LOMBOKINI.com – Pemerintah Daerah Lombok Timur hanya mengalokasikan Rp 2,8 miliar untuk Dinas Tenaga Kerja dan Transmigrasi (Disnakertrans). Padahal, dinas ini memegang peran kunci dalam menciptakan iklim kerja yang kondusif.
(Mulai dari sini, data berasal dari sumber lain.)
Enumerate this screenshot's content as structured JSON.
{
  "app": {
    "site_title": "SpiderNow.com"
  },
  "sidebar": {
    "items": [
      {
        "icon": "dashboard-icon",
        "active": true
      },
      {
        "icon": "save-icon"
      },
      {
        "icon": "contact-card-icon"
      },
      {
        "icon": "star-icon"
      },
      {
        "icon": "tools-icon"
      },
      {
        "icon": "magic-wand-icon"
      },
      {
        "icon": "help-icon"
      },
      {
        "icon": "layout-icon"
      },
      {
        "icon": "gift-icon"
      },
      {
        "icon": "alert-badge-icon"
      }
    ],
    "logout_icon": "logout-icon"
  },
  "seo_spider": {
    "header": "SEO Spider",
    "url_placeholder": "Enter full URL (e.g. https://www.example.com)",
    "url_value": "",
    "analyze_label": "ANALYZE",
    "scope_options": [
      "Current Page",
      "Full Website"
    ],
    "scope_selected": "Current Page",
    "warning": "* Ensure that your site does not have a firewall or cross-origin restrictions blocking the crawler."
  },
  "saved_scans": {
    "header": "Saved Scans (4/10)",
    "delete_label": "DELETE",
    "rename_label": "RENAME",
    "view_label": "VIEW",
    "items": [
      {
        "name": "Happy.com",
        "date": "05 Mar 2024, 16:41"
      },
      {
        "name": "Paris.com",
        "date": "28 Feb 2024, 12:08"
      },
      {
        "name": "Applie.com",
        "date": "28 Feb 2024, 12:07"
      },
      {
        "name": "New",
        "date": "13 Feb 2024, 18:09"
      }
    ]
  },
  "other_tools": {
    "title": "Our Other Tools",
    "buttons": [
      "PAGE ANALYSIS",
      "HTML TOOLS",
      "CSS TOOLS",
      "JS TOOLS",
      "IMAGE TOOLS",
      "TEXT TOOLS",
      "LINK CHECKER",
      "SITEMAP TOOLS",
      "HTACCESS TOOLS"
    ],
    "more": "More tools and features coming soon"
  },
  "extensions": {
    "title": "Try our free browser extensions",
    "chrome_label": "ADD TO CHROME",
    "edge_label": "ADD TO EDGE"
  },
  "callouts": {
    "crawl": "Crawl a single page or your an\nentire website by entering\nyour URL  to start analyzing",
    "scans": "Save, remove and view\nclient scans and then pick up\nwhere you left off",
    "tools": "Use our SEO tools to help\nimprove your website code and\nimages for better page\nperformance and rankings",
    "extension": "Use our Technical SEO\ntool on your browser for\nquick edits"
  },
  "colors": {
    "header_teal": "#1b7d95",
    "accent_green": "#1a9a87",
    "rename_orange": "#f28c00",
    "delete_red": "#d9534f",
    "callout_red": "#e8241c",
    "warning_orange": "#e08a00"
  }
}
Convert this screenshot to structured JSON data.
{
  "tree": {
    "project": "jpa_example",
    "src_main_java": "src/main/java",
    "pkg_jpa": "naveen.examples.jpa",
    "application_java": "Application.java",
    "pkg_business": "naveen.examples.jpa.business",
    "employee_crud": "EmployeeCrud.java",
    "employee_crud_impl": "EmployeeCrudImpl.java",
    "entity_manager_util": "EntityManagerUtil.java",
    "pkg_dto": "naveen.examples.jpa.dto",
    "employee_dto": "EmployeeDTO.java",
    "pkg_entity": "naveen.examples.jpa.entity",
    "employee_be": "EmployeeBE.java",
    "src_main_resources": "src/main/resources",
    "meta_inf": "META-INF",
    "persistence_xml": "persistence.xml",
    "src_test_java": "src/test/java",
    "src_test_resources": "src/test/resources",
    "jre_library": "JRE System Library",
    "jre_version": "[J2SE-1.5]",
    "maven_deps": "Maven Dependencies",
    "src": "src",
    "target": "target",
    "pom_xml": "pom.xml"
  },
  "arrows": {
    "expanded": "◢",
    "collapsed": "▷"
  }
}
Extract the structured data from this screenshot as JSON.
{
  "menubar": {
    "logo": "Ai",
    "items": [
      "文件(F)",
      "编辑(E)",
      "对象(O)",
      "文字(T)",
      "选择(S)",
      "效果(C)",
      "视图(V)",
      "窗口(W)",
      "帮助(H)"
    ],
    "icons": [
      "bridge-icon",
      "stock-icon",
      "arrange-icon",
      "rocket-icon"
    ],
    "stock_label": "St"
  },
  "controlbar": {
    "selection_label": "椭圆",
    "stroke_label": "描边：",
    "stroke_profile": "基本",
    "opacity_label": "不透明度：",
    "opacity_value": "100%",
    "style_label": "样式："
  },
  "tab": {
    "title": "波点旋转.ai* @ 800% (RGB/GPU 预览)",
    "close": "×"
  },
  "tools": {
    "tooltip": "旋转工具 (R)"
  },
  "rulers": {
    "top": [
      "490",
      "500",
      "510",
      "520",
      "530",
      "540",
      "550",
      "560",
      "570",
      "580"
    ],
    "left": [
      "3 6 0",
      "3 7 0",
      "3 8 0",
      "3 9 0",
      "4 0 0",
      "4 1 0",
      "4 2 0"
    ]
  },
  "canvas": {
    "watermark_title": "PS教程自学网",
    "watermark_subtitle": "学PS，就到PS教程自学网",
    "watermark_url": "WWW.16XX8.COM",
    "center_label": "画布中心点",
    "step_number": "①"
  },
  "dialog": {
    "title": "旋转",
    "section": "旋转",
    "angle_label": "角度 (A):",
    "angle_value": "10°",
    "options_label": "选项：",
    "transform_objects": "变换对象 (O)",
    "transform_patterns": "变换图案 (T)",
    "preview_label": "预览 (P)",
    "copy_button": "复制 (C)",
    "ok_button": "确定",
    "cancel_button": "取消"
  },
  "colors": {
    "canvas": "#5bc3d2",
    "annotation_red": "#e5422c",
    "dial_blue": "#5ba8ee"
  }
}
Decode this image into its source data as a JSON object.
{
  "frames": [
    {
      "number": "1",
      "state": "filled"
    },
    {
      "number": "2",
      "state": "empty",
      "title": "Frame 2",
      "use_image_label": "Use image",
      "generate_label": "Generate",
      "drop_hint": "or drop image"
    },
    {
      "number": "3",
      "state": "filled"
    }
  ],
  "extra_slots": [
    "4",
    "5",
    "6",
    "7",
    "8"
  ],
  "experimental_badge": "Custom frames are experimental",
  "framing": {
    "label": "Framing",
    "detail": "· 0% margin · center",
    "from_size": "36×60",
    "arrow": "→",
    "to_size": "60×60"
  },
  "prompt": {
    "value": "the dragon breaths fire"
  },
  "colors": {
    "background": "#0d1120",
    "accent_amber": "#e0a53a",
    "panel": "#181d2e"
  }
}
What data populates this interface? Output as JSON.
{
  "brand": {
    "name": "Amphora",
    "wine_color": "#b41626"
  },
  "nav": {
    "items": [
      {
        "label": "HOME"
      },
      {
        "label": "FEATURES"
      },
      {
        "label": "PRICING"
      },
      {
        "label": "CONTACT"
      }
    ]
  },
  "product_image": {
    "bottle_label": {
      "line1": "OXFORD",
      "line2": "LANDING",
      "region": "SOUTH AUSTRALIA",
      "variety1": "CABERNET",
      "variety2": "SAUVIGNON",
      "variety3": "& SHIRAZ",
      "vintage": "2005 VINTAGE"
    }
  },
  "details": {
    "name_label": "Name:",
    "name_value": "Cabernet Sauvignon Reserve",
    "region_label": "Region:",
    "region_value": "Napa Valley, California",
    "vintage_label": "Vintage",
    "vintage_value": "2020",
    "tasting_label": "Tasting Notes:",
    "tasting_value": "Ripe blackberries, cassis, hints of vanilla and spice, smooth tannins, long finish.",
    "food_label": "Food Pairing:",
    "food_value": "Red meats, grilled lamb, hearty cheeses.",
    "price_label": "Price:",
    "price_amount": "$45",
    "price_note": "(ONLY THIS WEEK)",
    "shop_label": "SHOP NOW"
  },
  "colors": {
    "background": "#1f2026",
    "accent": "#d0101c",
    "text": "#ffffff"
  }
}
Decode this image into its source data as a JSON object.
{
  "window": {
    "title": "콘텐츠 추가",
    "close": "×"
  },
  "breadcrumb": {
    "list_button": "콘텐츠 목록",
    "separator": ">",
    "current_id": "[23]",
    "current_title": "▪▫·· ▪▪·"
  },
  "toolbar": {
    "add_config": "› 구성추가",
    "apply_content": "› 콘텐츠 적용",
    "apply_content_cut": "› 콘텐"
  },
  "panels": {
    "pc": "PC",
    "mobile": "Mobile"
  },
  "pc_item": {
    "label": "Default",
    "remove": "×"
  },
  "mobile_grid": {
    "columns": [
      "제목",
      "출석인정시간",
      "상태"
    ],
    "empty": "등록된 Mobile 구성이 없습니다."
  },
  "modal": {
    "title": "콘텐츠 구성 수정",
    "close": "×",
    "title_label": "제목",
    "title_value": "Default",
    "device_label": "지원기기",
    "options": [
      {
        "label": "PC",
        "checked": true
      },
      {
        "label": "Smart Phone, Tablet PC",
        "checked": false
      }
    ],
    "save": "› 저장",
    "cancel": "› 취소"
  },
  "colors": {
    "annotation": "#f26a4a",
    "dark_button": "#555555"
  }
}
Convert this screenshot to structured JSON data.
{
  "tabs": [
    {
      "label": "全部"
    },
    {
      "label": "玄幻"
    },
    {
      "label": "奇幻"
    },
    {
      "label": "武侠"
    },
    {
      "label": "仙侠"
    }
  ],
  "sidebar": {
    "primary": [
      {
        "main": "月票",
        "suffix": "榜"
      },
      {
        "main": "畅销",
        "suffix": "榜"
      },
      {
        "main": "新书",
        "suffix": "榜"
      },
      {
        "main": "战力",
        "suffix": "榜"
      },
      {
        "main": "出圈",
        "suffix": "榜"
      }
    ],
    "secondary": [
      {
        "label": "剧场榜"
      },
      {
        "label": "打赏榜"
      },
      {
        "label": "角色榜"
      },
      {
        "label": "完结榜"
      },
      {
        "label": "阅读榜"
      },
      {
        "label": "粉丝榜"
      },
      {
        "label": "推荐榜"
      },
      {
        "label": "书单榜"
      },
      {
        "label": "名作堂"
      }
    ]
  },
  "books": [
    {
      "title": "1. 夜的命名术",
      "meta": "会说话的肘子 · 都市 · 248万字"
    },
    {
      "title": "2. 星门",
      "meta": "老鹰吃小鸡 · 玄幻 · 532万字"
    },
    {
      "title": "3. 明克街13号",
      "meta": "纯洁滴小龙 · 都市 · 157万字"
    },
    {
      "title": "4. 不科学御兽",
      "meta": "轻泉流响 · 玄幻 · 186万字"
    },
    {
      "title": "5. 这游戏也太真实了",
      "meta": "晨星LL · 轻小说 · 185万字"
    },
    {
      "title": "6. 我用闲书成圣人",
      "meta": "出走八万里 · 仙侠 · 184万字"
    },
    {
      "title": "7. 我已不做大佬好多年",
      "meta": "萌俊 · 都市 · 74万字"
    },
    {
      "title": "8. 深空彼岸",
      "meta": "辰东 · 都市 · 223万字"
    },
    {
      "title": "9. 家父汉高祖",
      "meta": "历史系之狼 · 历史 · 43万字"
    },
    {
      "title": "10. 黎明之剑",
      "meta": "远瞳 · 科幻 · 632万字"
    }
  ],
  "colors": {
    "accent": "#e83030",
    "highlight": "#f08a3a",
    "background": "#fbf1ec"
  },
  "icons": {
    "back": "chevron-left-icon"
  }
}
Sebagai penanggung jawab penempatan tenaga kerja di dalam dan luar negeri, Disnakertrans seharusnya menerima dukungan anggaran yang memadai. Namun, alokasi dana yang minim justru memperlambat kinerja dinas tersebut.
Dr. Maharani, peneliti Lombok Research Center (LRC) dan akademisi UGR, mengkritik ketimpangan anggaran ini. “Pemda Lotim hanya menganggarkan 0,01% dari total APBD untuk Disnakertrans. Apa yang mau dibanggakan?” tegasnya dalam keterangan resmi, Kamis 19 Juni 2025.
Ia membandingkan alokasi dana Disnakertrans dengan biaya pembangunan empat gapura yang nilainya sama. “Pemda Lotim seharusnya mengalokasikan minimal Rp 10 miliar agar Disnakertrans bisa bekerja optimal,” tandas Maharani.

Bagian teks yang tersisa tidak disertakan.